Así que, como ya hemos tratado en varios artículos, antes de preocuparnos por los efectos debemos hacerlo por las causas. Y la causa de muchos efectos que promueven las enfermedades cardiovasculares como la aterosclerosis y los infartos es la hipertensión.

Puede que nuestro corazón no esté fallando.

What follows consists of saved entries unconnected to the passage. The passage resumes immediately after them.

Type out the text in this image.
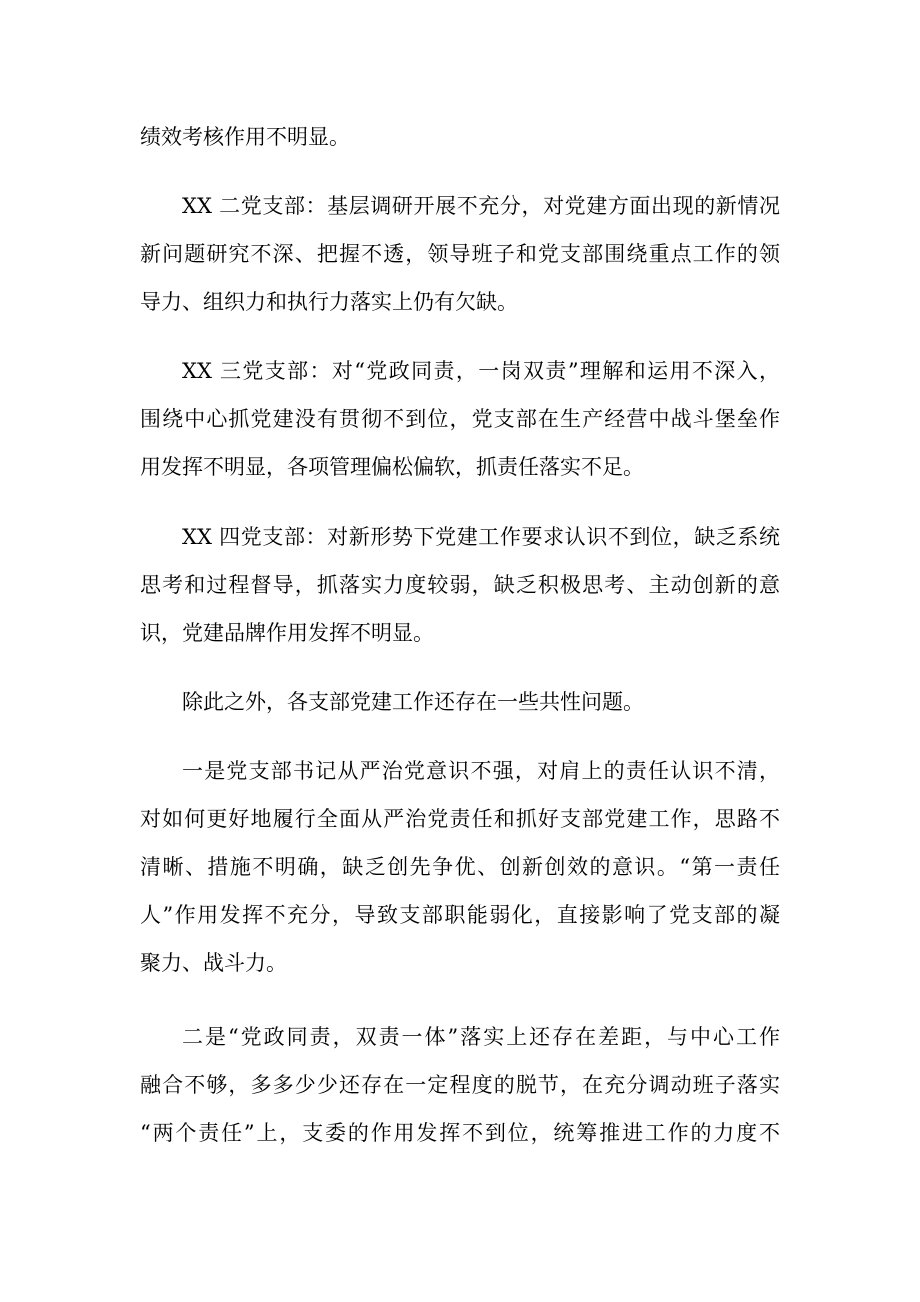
绩效考核作用不明显。
XX 二党支部：基层调研开展不充分，对党建方面出现的新情况
新问题研究不深、把握不透，领导班子和党支部围绕重点工作的领
导力、组织力和执行力落实上仍有欠缺。
XX 三党支部：对“党政同责，一岗双责”理解和运用不深入，
围绕中心抓党建没有贯彻不到位，党支部在生产经营中战斗堡垒作
用发挥不明显，各项管理偏松偏软，抓责任落实不足。
XX 四党支部：对新形势下党建工作要求认识不到位，缺乏系统
思考和过程督导，抓落实力度较弱，缺乏积极思考、主动创新的意
识，党建品牌作用发挥不明显。
除此之外，各支部党建工作还存在一些共性问题。
一是党支部书记从严治党意识不强，对肩上的责任认识不清，
对如何更好地履行全面从严治党责任和抓好支部党建工作，思路不
清晰、措施不明确，缺乏创先争优、创新创效的意识。“第一责任
人”作用发挥不充分，导致支部职能弱化，直接影响了党支部的凝
聚力、战斗力。
二是“党政同责，双责一体”落实上还存在差距，与中心工作
融合不够，多多少少还存在一定程度的脱节，在充分调动班子落实
“两个责任”上，支委的作用发挥不到位，统筹推进工作的力度不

Pero también puede que solamente no esté fallando lo suficiente como para diagnosticarse como enfermedad cardiovascular, pero aun así la hipertensión ya esté haciendo de las suyas. Y entre sus efectos estar la acumulación de TMAO producto de la permeabilidad intestinal.

De hecho, se considera que 1 en 5 personas están en riesgo de desarrollar falla cardiaca producto del desarrollo de hipertensión. Y la principal promotora de la hipertensión no es tu consumo de carne ni de pescado, sino la resistencia a la insulina.

Así que puede, como en el caso de la obsoleta teoría de que el colesterol es el causante de enfermedad cardiovascular, que los reportes sobre el TMAO y el riesgo de infartos, solamente sea una forma de promover el miedo para a su vez promover el consumo de medicamentos para reducir los niveles de TMAO.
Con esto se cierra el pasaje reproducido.